Demon Slayer: Kimetsu No Yaiba - To The Hashira Training

The popular anime franchise Demon Slayer exploded onto American theater screens in 2020 with Demon Slayer: Kimetsu no Yaiba – The Movie: Mugen Train. It’s an unwieldy title, not that it mattered to the fans who drove the film to a $49.5 million domestic gross. Strong box office business made it the second highest-grossing anime feature ever released in the U.S., behind 1999’s Pokemon: The First Movie – Mewtwo Strikes Back. I vividly recall the day I screened Mugen Train, knowing nothing about the Demon Slayer series and being captivated by the beautifully sinister animation and creative story beats. The follow-up, Demon Slayer: Kimetsu no Yaiba – To the Hashira Training, carries on those qualities.

The movie is essentially two chapters of the saga mashed together. Episode 11 of the Swordsmith Village Arc finds hero Tanjiro having his final confrontation with Hantengu, the demon who slaughtered his family and left sister Nezuko transformed into a demon herself. That’s followed by Episode 1 of the Hashira Training Arc, which finds Nezuko targeted by a different enemy after developing a much-desired power. It sets the stage for where Demon Slayer will go in the future.

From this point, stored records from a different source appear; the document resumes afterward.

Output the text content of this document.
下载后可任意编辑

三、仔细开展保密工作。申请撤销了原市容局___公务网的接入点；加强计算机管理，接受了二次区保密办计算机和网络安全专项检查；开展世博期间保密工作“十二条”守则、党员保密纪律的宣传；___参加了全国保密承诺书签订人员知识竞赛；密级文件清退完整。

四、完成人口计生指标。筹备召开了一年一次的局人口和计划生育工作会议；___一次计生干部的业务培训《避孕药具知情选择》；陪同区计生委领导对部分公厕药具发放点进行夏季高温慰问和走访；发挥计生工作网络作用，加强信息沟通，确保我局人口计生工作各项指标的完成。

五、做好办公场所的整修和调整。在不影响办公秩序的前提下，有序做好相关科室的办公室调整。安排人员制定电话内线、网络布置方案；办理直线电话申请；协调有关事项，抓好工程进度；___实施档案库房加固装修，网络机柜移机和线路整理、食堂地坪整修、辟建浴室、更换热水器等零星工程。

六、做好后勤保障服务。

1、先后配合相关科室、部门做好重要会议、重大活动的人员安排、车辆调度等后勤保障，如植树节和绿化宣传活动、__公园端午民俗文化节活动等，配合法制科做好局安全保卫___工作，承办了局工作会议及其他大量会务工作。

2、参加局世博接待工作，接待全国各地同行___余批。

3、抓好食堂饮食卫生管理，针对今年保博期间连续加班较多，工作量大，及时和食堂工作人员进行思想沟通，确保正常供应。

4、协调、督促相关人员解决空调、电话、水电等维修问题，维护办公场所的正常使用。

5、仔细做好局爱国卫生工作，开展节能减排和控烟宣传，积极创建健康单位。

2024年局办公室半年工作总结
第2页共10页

If you’re unfamiliar with the series, none of that will make the least bit of sense. Having a basic familiarity with the property certainly helps, especially since the structure here is inverted. The movie begins with an exciting, action-packed climax and ends with an exposition-heavy introduction to the next phase of Demon Slayer. Newcomers are guaranteed to be thrown off by that. Veterans will find it tantalizing.

As with Mugen Train, the storytelling is sophisticated. Tanjiro has to face a difficult dilemma in the opening minutes: Should he save Nezuko or protect an entire village? The character experiences a full range of emotions as he grapples with – and eventually makes – his choice. Duty and loyalty of that nature are two of the major themes explored by the plot. To the Hashira Training ends with an alluring cliffhanger that suggests the overall saga is heading into complex places.

Visually, the movie is spectacular to look at. Character design and strategic use of color help to set the mood. Action sequences, meanwhile, are vibrant and violent, with exquisitely animated gore. It’s easy to see why Demon Slayer is a favorite anime among horror buffs, as it understands how to present acts of brutality in a stylishly jarring fashion. A decapitation scene is particularly effective. Even when there’s no bloodshed taking place, the detail of the animation is pleasing to take in.

Demon Slayer: Kimetsu no Yaiba – To the Hashira Training continues to further the idea that animation can and should be used to tell mature stories. This is a strong continuation of Tanjiro’s adventure that prepares viewers to go in a thrilling new direction.

out of four

Demon Slayer: Kimetsu No Yaiba - To the Hashira Training is rated R for violence and bloody images. The running time is 1 hour and 44 minutes.